The federal prosecutors just recently announced on Monday, Feb. 10, that they will be charging four Chinese hackers who are intelligence officers for illegally collecting information from the credit-reporting giant known as Equifax. This event may be the largest data breach in history, and the United States is now pressing charges!

Information of these Chinese hackers

According to officials, this hack was made by members of well-known China's People's Liberation Army who have been heading Beijing's aggressive patterns of mining for private data to better their own intelligence operations and to target domestic companies specifically.

The benefits of these hacks could be used all the way from business to other, more drastic actions.

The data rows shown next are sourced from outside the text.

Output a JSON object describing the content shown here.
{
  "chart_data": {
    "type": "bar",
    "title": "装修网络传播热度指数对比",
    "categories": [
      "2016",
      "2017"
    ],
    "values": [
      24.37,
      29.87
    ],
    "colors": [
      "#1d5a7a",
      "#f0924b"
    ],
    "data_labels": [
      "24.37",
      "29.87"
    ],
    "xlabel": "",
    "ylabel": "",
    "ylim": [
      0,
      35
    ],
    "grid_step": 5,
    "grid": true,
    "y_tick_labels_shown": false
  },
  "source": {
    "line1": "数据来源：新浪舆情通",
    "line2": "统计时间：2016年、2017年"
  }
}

The charges against these hackers

The charges took place in a grand jury located in Atlanta with nine different counts of the indictment against the current PLA operatives Wu Zhiyong, Xu Ke, Liu Lei, and also Wang Qian on Jan. 28. The charges include wire fraud, economic espionage, conspiracy leading to computer fraud, and many other offenses. This hack has been described as the biggest theft of sensitive data by hackers sponsored by the state that has ever been recorded. The United States is pressing charges against all four of them.

The specifics of this attack

The hack was able to obtain certain sensitive financial records, which were about 150 million Americans and also a huge bit of foreigners. The Equifax breach was disclosed in 2017. The company finally agreed to pay a settlement of $650 million dollars after a long two years of lawsuits left and right.

How the hackers moved into Equifax

The first move of these Chinese hackers on Equifax was on May 13, 2017, and according to the recent indictment, that is the first time they were able to get into Equifax's network. There was reportedly a flaw in the existing software, which was known as the Apache Struts, and the hackers used this as a portal into Equifax's more sensitive data. They were able to obtain login credentials from this target for them to be able to access different parts of the network.

A huge number of weeks were spent targeting sensitive data with about 9,000 search queries, which would lead to sensitive data such as but not limited to Social Security numbers, and what is worse was passport photos were also dug up by these hackers. Once they were able to obtain the files they wanted, the hackers were crafty enough to change their IP address to make sure that the data mining did not sound any alarms.

Equifax's faults on the manner

In some ways, Equifax also shared a small chunk of the responsibility because of the failure to uphold security measures to a level of safety. Equifax did not heed warnings about the hackers targeting them and still run their system on very thin security methods. This led the Chinese hackers to attack Equifax. The U.S. is pressing Charges to put these hackers behind bars.